Ja, dafür ist es gebaut. Das Ventil sitzt unten am Boden, du drückst die Gasdose senkrecht darauf und gibst mehrere kurze Stöße statt eines langen. Danach kurz warten, bevor du zündest. Neben dem Gas lässt sich auch der Feuerstein tauschen, was das Feuerzeug praktisch unbegrenzt nutzbar macht.
Warum brennt mein Clipper nach dem Nachfüllen so hoch?
Weil du zu früh gezündet hast. Direkt nach dem Befüllen steht das Gas unter Druck und am Ventil hängen noch Reste, beides führt zu einer größeren Flamme als gewohnt. Lass dem Feuerzeug einen Moment Zeit, danach zündet es wieder normal. Ein Defekt ist das nicht.
Welches Gas nimmt man für ein Clipper?
Gefiltertes Butangas. Ungefiltertes Billiggas hinterlässt Rückstände im Ventil, und ein verstopftes Ventil kannst du im Gegensatz zum Feuerstein nicht selbst beheben. Der Aufpreis für gefiltertes Gas liegt bei Cent pro Füllung und entscheidet darüber, wie lange du das Feuerzeug behältst.
Wie oft muss man den Feuerstein wechseln?
Deutlich seltener als du nachfüllst. Der Feuerstein hält ein Vielfaches einer Gasfüllung, du wirst also mehrfach Gas nachlegen, bevor er zum Thema wird. Erkennbar ist der Zeitpunkt daran, dass das Reibrad keine Funken mehr wirft, obwohl hörbar Gas austritt.

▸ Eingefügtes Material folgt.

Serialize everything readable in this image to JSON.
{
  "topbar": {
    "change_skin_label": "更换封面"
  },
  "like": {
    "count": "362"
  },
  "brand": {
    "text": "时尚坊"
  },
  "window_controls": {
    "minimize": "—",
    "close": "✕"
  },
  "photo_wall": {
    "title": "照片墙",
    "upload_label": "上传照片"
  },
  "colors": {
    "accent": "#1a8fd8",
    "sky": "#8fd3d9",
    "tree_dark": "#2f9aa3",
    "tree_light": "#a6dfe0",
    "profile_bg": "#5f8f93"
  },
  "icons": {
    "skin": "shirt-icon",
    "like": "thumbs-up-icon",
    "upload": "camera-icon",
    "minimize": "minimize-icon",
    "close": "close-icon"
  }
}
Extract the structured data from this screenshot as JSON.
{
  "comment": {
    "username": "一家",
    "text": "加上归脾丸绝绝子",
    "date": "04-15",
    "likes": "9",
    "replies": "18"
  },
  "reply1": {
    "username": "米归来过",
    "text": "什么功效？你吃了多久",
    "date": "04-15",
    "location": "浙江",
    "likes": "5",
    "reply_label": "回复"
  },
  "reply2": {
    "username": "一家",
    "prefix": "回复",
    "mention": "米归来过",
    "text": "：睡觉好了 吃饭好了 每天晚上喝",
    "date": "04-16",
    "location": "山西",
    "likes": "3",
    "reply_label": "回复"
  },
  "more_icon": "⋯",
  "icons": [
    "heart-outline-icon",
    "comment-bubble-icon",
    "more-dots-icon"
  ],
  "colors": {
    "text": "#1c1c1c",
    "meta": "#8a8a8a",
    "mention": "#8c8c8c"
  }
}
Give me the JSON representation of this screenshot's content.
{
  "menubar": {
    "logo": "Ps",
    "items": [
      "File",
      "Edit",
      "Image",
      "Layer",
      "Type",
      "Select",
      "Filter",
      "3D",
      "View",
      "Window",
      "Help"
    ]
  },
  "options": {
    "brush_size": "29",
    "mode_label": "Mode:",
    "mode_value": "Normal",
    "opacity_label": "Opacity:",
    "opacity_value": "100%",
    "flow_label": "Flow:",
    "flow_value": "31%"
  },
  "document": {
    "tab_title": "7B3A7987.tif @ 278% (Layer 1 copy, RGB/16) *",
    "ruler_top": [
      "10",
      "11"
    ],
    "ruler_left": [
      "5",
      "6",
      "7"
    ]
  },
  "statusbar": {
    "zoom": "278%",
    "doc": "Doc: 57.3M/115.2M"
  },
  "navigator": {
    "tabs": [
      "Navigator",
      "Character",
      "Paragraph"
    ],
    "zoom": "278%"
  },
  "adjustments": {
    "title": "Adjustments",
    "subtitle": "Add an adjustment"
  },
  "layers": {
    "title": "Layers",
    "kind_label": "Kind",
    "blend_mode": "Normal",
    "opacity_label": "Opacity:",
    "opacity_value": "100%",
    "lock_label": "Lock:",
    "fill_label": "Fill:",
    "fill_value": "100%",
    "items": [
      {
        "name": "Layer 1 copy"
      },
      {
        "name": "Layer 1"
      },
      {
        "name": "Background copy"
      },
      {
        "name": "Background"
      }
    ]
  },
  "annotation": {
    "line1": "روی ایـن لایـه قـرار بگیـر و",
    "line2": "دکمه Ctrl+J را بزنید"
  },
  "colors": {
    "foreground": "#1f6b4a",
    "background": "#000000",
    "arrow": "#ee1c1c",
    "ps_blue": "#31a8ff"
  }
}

Kann man ein Foto auf ein Metall-Clipper bringen?
Nein. Auf dem Metall-Clipper ist ausschließlich Lasergravur möglich, also Text und Emojis. Für Fotos und farbige Motive gibt es die Soft-Touch-Variante, bei der das Motiv als laminierter Sticker aufgebracht wird. Welche der beiden zu deinem Motiv passt, hängt allein davon ab, ob Farbe im Spiel ist.
Ein Clipper nachfüllen ist am Ende eine Sache von Sekunden: kurze Stöße aufs Ventil, einen Moment warten, zünden. Wer dazu gefiltertes Gas nimmt und den Zündstein tauscht, statt das Feuerzeug wegzuwerfen, hat viele Jahre etwas davon. Und wenn der eigene Name darauf steht, findet es meistens auch von allein wieder nach Hause.